Сибирь вообще понятие неопределенное. Только на севере Урала, наверное, можно встать на каком-нибудь крутом перевале и увидеть по одну сторону Европу, а по другую Сибирь. А в других местах непонятно. Где заканчивается Сибирь и где начинается Дальний Восток? Почему Горный Алтай в Сибири, а Монгольский Алтай нет? Сибиряками можно назвать только некоренное население Сибири, а вот бурят, алтайцев, тувинцев или якутов так не назовешь, да они и сами себя так не называют. Моя Люба – наполовину русская, наполовину бурятка – она сибирячка?
Однако я прожил в поездах этого направления месяца три-четыре своей жизни и всегда чувствовал, что уже въехал в нее или покинул.
Сколько времени я тогда провел, глядя в окно поезда? Сложно сказать. В подобных медитациях время течет как попало – то быстрее, то медленнее. Сибирские пространства в окошке меня, москвича, завораживают.
Это заоконное пространство очень велико и мало населено. Невообразимое количество деревьев, перелески, леса. Культивируемые и некультивируемые поля. Трава и кусты, занимающие какую-то страшную по величине площадь. Болота и заболоченные участки. Я знаю, что это все будет тянуться весь сегодняшний и завтрашний день и по ночам невидимо проезжать за окном, а потом мы сойдем с поезда, а он так и продолжит путь по этим нечеловеческим по масштабу землям.

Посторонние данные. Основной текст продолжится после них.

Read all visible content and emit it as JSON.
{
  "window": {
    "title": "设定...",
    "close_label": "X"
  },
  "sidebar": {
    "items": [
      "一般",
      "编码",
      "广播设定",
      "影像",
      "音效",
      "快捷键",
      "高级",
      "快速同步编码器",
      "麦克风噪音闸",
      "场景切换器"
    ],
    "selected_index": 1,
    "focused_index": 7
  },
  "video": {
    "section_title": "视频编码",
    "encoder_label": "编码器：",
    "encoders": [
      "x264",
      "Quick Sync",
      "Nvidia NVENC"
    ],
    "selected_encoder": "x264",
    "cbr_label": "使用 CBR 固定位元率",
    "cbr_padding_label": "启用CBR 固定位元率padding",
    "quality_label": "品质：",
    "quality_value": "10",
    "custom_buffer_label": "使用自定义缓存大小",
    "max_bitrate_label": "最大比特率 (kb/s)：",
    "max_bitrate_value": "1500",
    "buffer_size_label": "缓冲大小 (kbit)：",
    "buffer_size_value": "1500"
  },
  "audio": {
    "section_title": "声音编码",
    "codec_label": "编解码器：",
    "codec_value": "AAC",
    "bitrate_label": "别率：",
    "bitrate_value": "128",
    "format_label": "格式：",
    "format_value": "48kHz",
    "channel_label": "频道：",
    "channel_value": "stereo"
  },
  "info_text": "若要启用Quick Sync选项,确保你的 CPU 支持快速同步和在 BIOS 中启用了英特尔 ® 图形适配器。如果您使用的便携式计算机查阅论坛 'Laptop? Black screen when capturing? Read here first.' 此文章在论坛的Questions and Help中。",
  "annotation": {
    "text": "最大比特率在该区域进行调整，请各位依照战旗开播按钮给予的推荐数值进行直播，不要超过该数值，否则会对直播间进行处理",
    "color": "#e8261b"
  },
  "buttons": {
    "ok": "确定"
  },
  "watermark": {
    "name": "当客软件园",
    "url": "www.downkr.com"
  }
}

Смотришь, смотришь в окно – и кажется, что никакой тихий ежедневный труд не приручит это пространство, кажется, что здесь возможны только коллективные героические, почти нечеловеческие свершения во имя великой идеи. Что-то вроде подъема целины или освоения Колымы. Порывы, жертвы и подвиги.
Сразу хочется такую великую идею. Неважно, что массовые героические свершения чреваты всякими экологическими и гуманитарными катастрофами, все равно хочется примкнуть и участвовать. Защитная такая реакция нормального человека, глядящего на неоглядные пространства.
Французский историк Андре Берелович утверждал, что русские, ушибленные «огромностью и пустынностью» своих пространств, упорядочивали свой мир за счет жесткой иерархичности общества. Только будучи частью ясной системы и иерархии, русские могли чувствовать себя в России уютно.
Может, он тоже по Транссибу ездил в поезде, этот историк, тоже глядел в окошко и пытался разобраться со своими чувствами? Ладно, будем все же надеяться, что обойдемся без массовых жертв, иерархичности и жестких систем, не такие уж мы и слабые.